A coffee shop currently sells 480 lattes a day at $\$ 2.75$ each. They recently tried raising the by price by $\$ 0.25$ a latte, and found that they sold 40 less lattes a day.
a) Assume that the number of lattes they sell in a day, $N$, is linearly related to the sale price, $p$ (in dollars). Find an equation for $N$ as a function of $p$.
\[
N(p)=
\]
b) Revenue (the amount of money the store brings in before costs) can be found by multiplying the cost per cup times the number of cups sold. Again using $p$ as the sales price, use your equation from above to write an equation for the revenue, $R$ as a function of $p$.
\[
R(p)=
\]
c) The store wants to maximize their revenue (make as much money as possible). Find the value of $p$ that will maximize the revenue (round to the nearest cent).
\[
p=
\]
which will give a maximum revenue of $\$$
Answer
The price that will maximize the revenue is \(\boxed{\$2.88}\), which will give a maximum revenue of \(\boxed{\$1322.50}\).
Step 1 :We are given two points on the line that describes the relationship between the number of lattes sold and the price. The points are (2.75, 480) and (3, 440). We can use these points to find the slope of the line, which is the change in the number of lattes sold divided by the change in price. Once we have the slope, we can use one of the points to find the y-intercept of the line, which is the number of lattes that would be sold if the price were zero. This will give us the equation for N(p).
Step 2 :The slope of the line is -160 and the y-intercept is 920. This means that for every $1 increase in price, they sell 160 less lattes. If the price were $0, they would sell 920 lattes. Therefore, the equation for N(p) is \(N(p) = -160p + 920\).
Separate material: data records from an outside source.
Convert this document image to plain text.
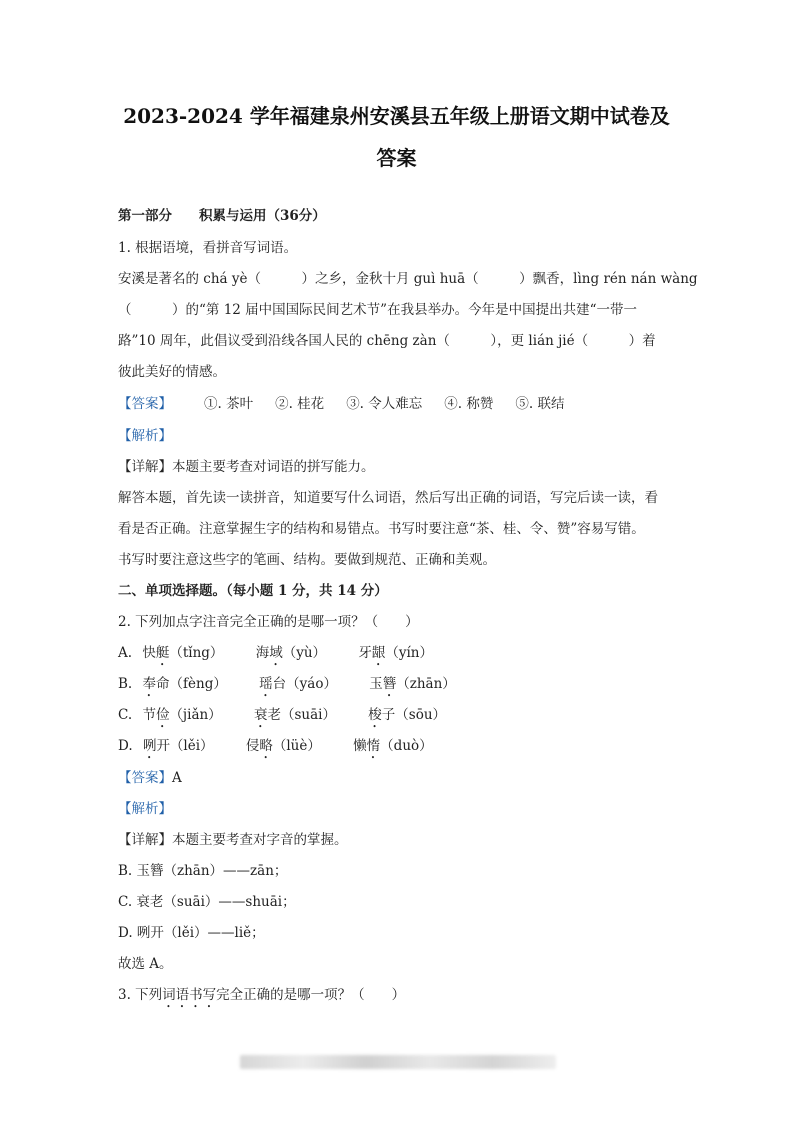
2023-2024 学年福建泉州安溪县五年级上册语文期中试卷及
答案
第一部分　　积累与运用（36分）
1. 根据语境，看拼音写词语。
安溪是著名的 chá yè（　　　）之乡，金秋十月 guì huā（　　　）飘香，lìng rén nán wàng
（　　　）的“第 12 届中国国际民间艺术节”在我县举办。今年是中国提出共建“一带一
路”10 周年，此倡议受到沿线各国人民的 chēng zàn（　　　），更 lián jié（　　　）着
彼此美好的情感。
【答案】 ①. 茶叶 ②. 桂花 ③. 令人难忘 ④. 称赞 ⑤. 联结
【解析】
【详解】本题主要考查对词语的拼写能力。
解答本题，首先读一读拼音，知道要写什么词语，然后写出正确的词语，写完后读一读，看
看是否正确。注意掌握生字的结构和易错点。书写时要注意“茶、桂、令、赞”容易写错。
书写时要注意这些字的笔画、结构。要做到规范、正确和美观。
二、单项选择题。（每小题 1 分，共 14 分）
2. 下列加点字注音完全正确的是哪一项？（　　）
A. 快艇（tǐng） 海域（yù） 牙龈（yín）
B. 奉命（fèng） 瑶台（yáo） 玉簪（zhān）
C. 节俭（jiǎn） 衰老（suāi） 梭子（sōu）
D. 咧开（lěi） 侵略（lüè） 懒惰（duò）
【答案】A
【解析】
【详解】本题主要考查对字音的掌握。
B. 玉簪（zhān）——zān；
C. 衰老（suāi）——shuāi；
D. 咧开（lěi）——liě；
故选 A。
3. 下列词语书写完全正确的是哪一项？（　　）
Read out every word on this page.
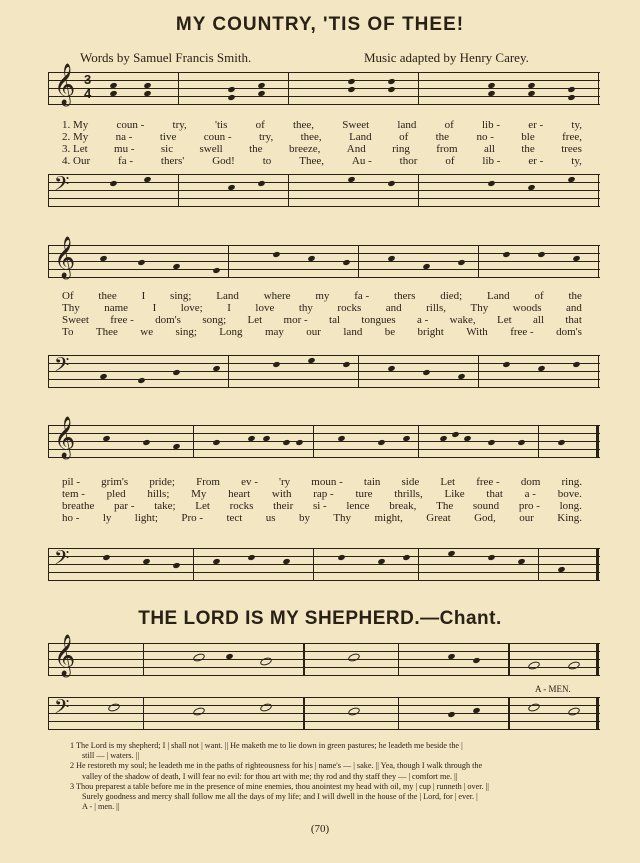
MY COUNTRY, 'TIS OF THEE!
Words by Samuel Francis Smith.	Music adapted by Henry Carey.
𝄞 3
4
1. My	coun -	try,	'tis	of	thee,	Sweet	land	of	lib -	er -	ty,
2. My na - tive coun - try, thee, Land of the no - ble free,
3. Let mu - sic swell the breeze, And ring from all the trees
4. Our	fa -	thers'	God!	to	Thee,	Au -	thor	of	lib -	er -	ty,
𝄢
𝄞
Of thee I sing; Land where my fa - thers died; Land of the
Thy name I love; I love thy rocks and rills, Thy woods and
Sweet free - dom's song; Let mor - tal tongues a - wake, Let all that
To Thee we sing; Long may our land be bright With free - dom's
𝄢
𝄞
pil - grim's pride; From ev - 'ry moun - tain side Let free - dom ring.
tem - pled hills; My heart with rap - ture thrills, Like that a - bove.
breathe par - take; Let rocks their si - lence break, The sound pro - long.
ho - ly light; Pro - tect us by Thy might, Great God, our King.
𝄢
THE LORD IS MY SHEPHERD.—Chant.
𝄞
A - MEN.
𝄢
1 The Lord is my shepherd; I | shall not | want. || He maketh me to lie down in green pastures; he leadeth me beside the |
still — | waters. ||
2 He restoreth my soul; he leadeth me in the paths of righteousness for his | name's — | sake. || Yea, though I walk through the
valley of the shadow of death, I will fear no evil: for thou art with me; thy rod and thy staff they — | comfort me. ||
3 Thou preparest a table before me in the presence of mine enemies, thou anointest my head with oil, my | cup | runneth | over. ||
Surely goodness and mercy shall follow me all the days of my life; and I will dwell in the house of the | Lord, for | ever. |
A - | men. ||
(70)
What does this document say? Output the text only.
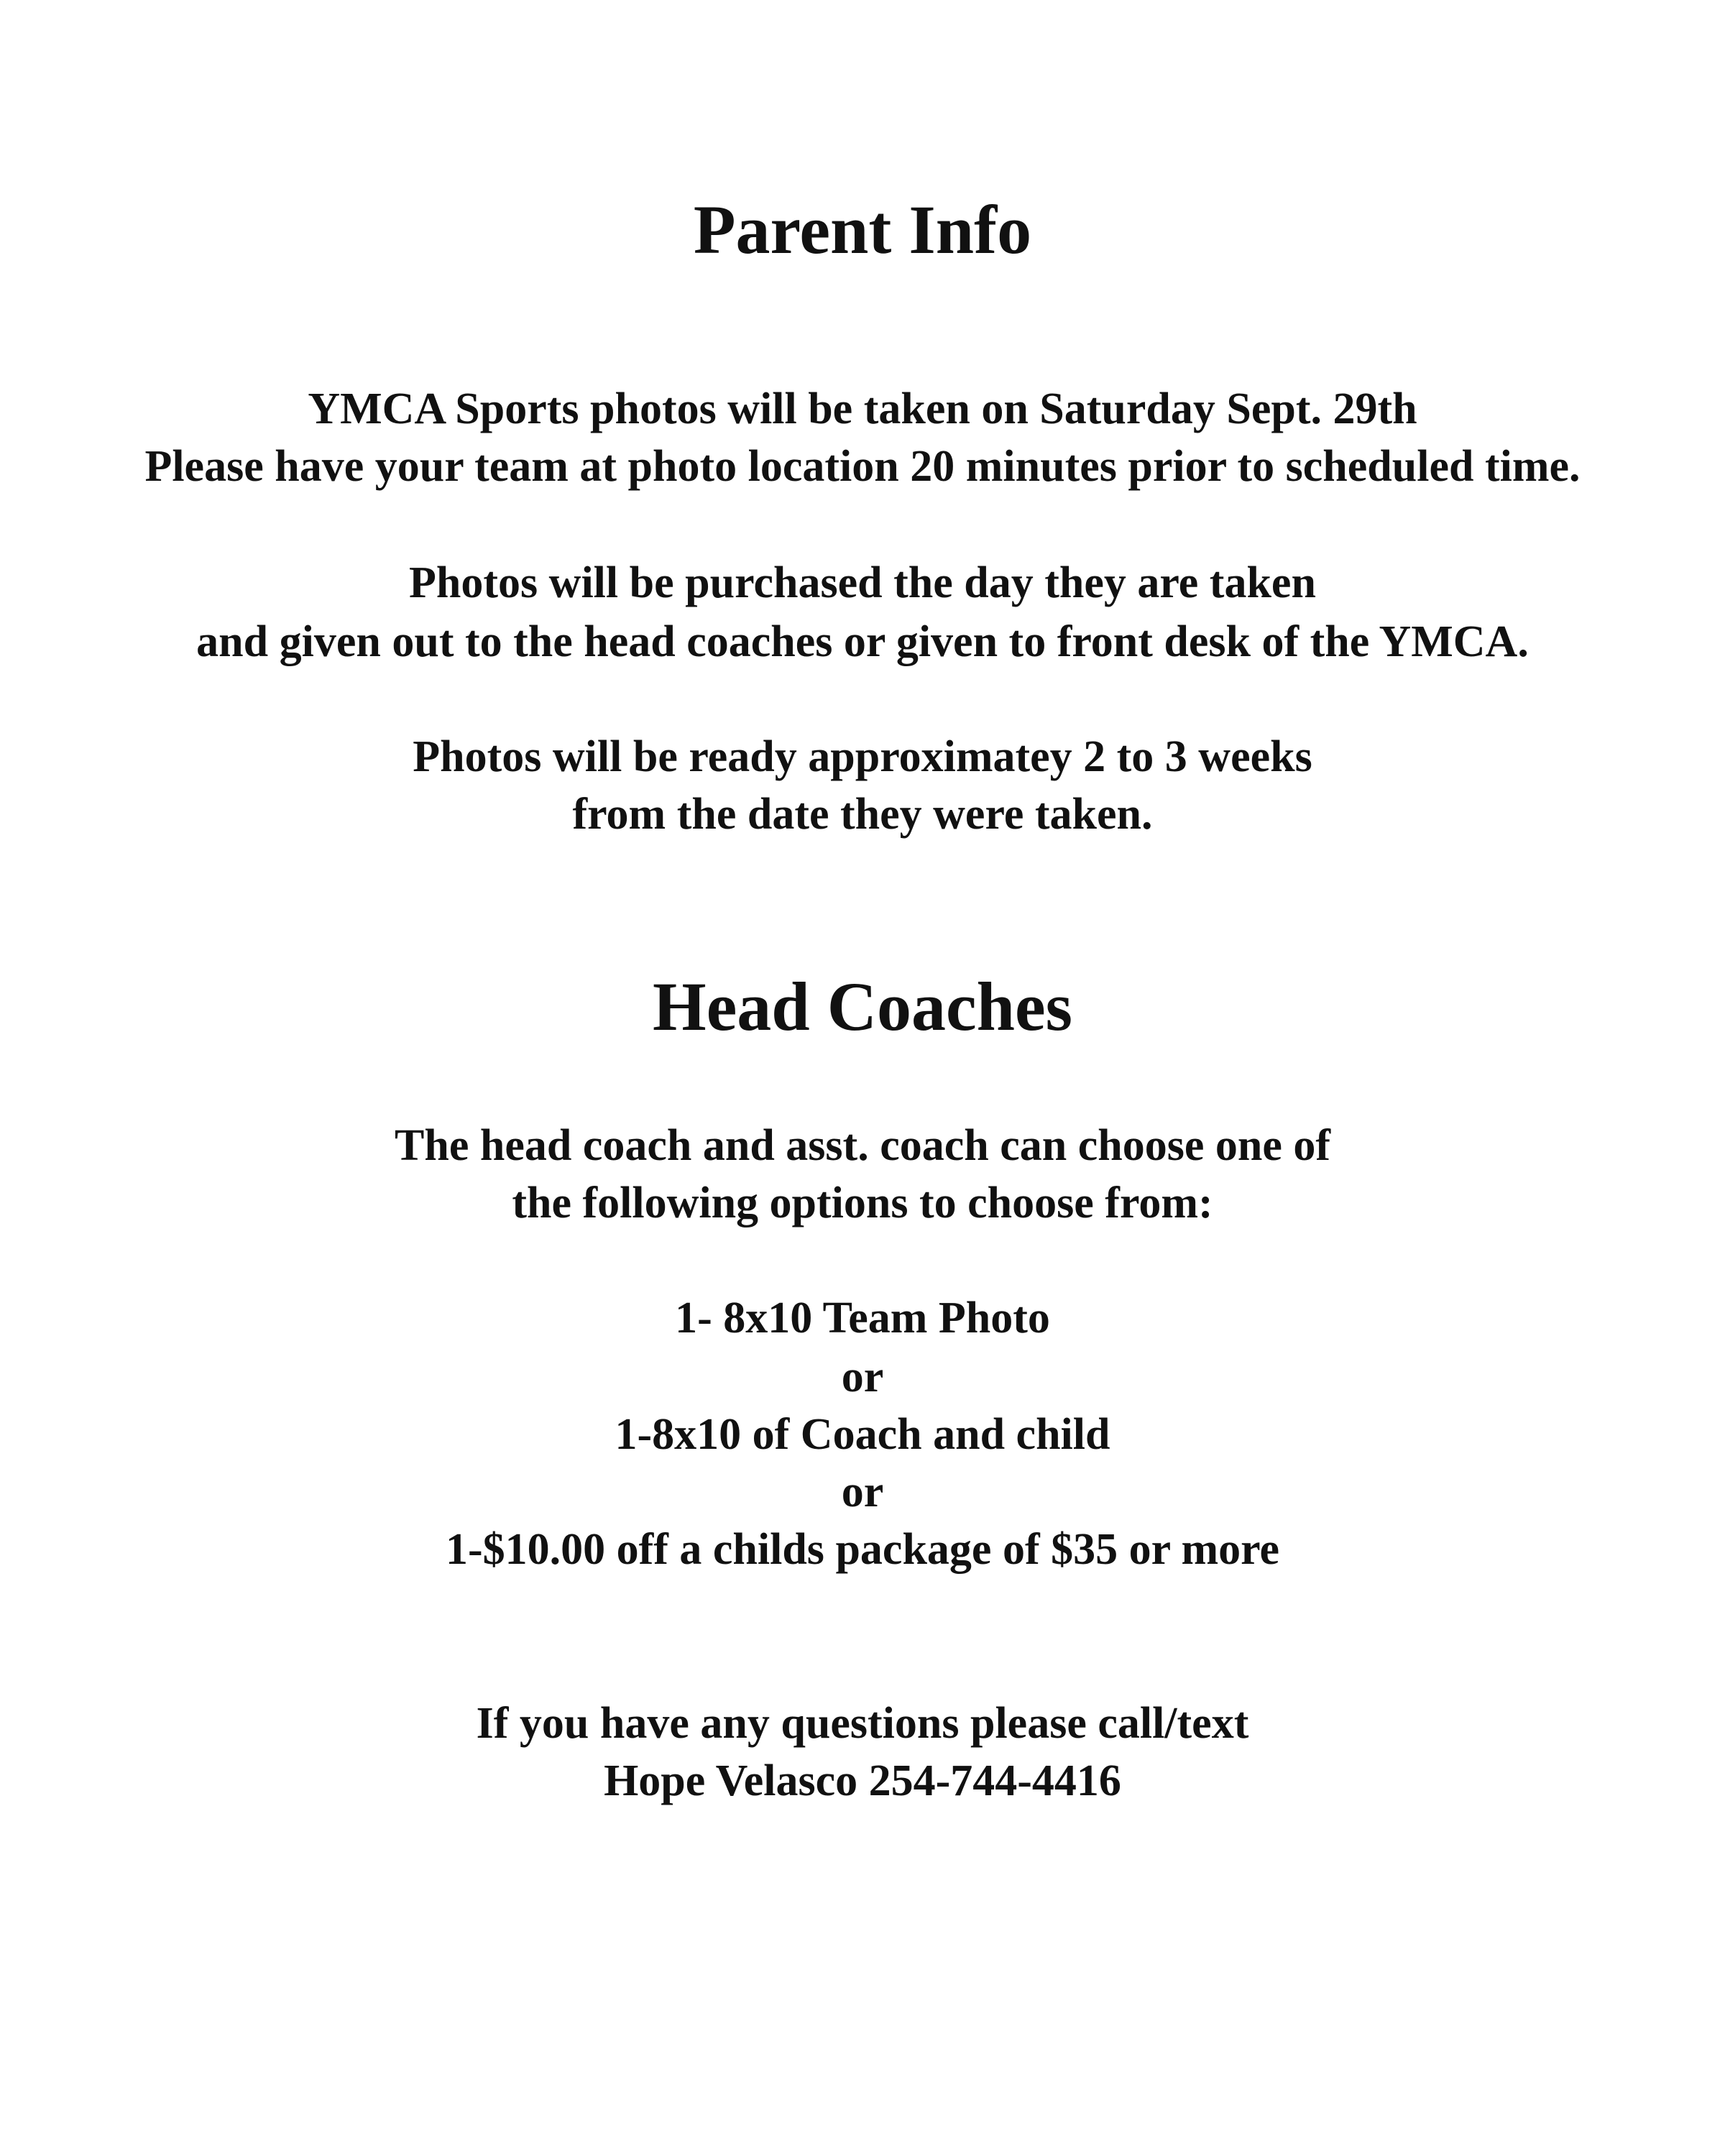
Parent Info
YMCA Sports photos will be taken on Saturday Sept. 29th
Please have your team at photo location 20 minutes prior to scheduled time.
Photos will be purchased the day they are taken
and given out to the head coaches or given to front desk of the YMCA.
Photos will be ready approximatey 2 to 3 weeks
from the date they were taken.
Head Coaches
The head coach and asst. coach can choose one of
the following options to choose from:
1- 8x10 Team Photo
or
1-8x10 of Coach and child
or
1-$10.00 off a childs package of $35 or more
If you have any questions please call/text
Hope Velasco 254-744-4416
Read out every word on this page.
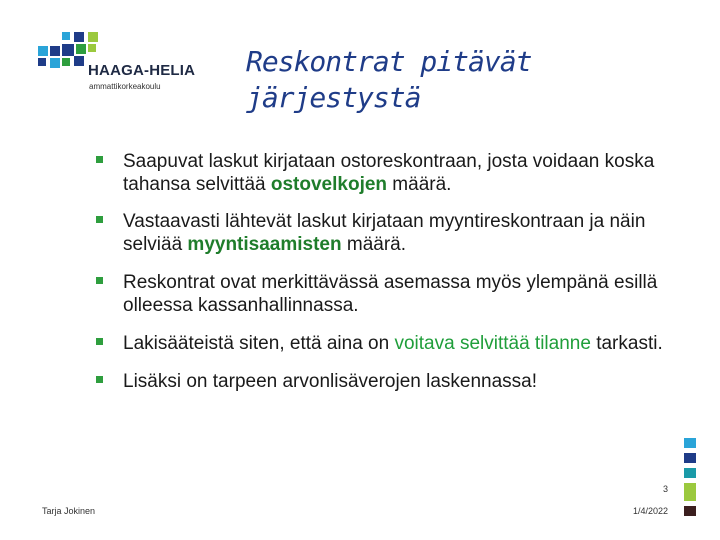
HAAGA-HELIA
ammattikorkeakoulu
Reskontrat pitävät
järjestystä
Saapuvat laskut kirjataan ostoreskontraan, josta voidaan koska tahansa selvittää ostovelkojen määrä.
Vastaavasti lähtevät laskut kirjataan myyntireskontraan ja näin selviää myyntisaamisten määrä.
Reskontrat ovat merkittävässä asemassa myös ylempänä esillä olleessa kassanhallinnassa.
Lakisääteistä siten, että aina on voitava selvittää tilanne tarkasti.
Lisäksi on tarpeen arvonlisäverojen laskennassa!
3
Tarja Jokinen	1/4/2022
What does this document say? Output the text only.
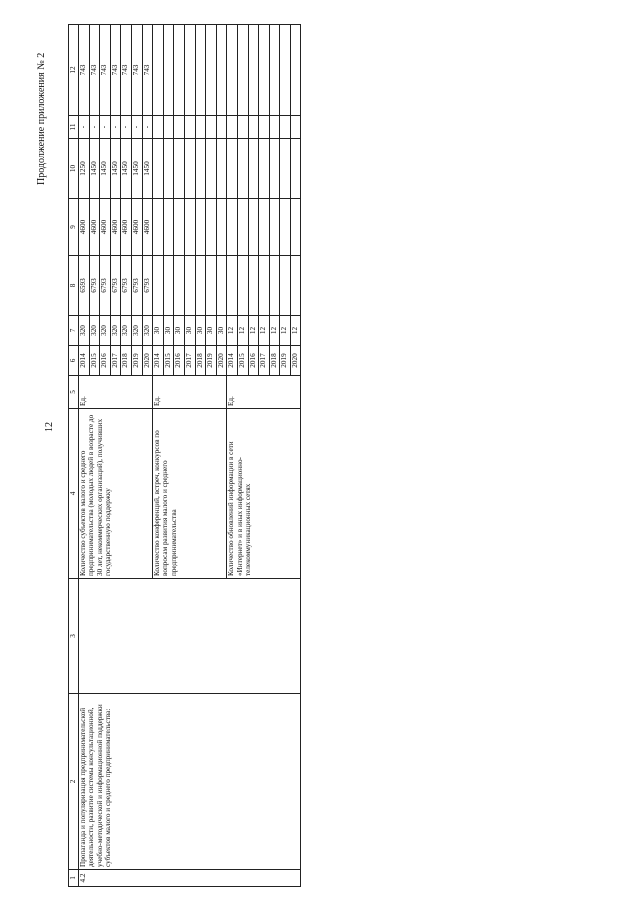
12
Продолжение приложения № 2
1	2	3	4	5	6	7	8	9	10	11	12
4.2	Пропаганда и популяризация предпринимательской деятельности, развитие системы консультационной, учебно-методической и информационной поддержки субъектов малого и среднего предпринимательства:		Количество субъектов малого и среднего предпринимательства (молодых людей в возрасте до 30 лет, некоммерческих организаций), получивших государственную поддержку	Ед.	2014	320	6593	4600	1250	-	743
					2015	320	6793	4600	1450	-	743
					2016	320	6793	4600	1450	-	743
					2017	320	6793	4600	1450	-	743
					2018	320	6793	4600	1450	-	743
					2019	320	6793	4600	1450	-	743
					2020	320	6793	4600	1450	-	743
			Количество конференций, встреч, конкурсов по вопросам развития малого и среднего предпринимательства	Ед.	2014	30					
					2015	30					
					2016	30					
					2017	30					
					2018	30					
					2019	30					
					2020	30					
			Количество обновлений информации в сети «Интернет» и в иных информационно-телекоммуникационных сетях	Ед.	2014	12					
					2015	12					
					2016	12					
					2017	12					
					2018	12					
					2019	12					
					2020	12					
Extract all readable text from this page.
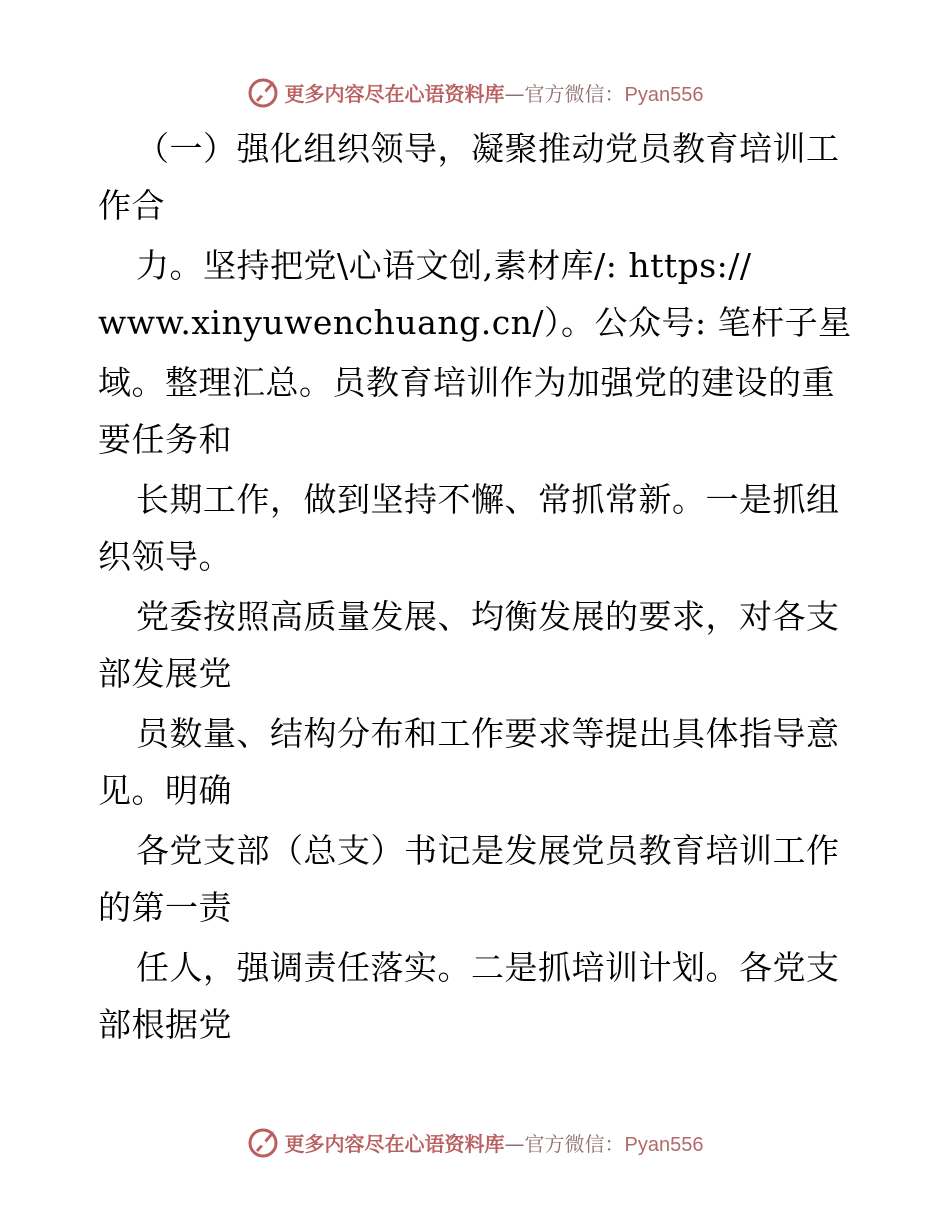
更多内容尽在心语资料库 — 官方微信： Pyan556
（一）强化组织领导，凝聚推动党员教育培训工
作合
力。坚持把党\心语文创,素材库/: https://
www.xinyuwenchuang.cn/）。公众号: 笔杆子星
域。整理汇总。员教育培训作为加强党的建设的重
要任务和
长期工作，做到坚持不懈、常抓常新。一是抓组
织领导。
党委按照高质量发展、均衡发展的要求，对各支
部发展党
员数量、结构分布和工作要求等提出具体指导意
见。明确
各党支部（总支）书记是发展党员教育培训工作
的第一责
任人，强调责任落实。二是抓培训计划。各党支
部根据党
更多内容尽在心语资料库 — 官方微信： Pyan556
Step 3 :Next, we need to find the equation for the revenue, R(p). The revenue is the price per latte times the number of lattes sold, so we can substitute the equation for N(p) into this formula to get \(R(p) = p * N(p) = p * (-160p + 920)\).
Step 4 :Finally, to maximize the revenue, we need to find the value of p that gives the maximum value of R(p). This can be found by taking the derivative of R(p) with respect to p, setting it equal to zero, and solving for p. This will give us the price that maximizes revenue.
Step 5 :The price that will maximize the revenue is \(\boxed{\$2.88}\), which will give a maximum revenue of \(\boxed{\$1322.50}\).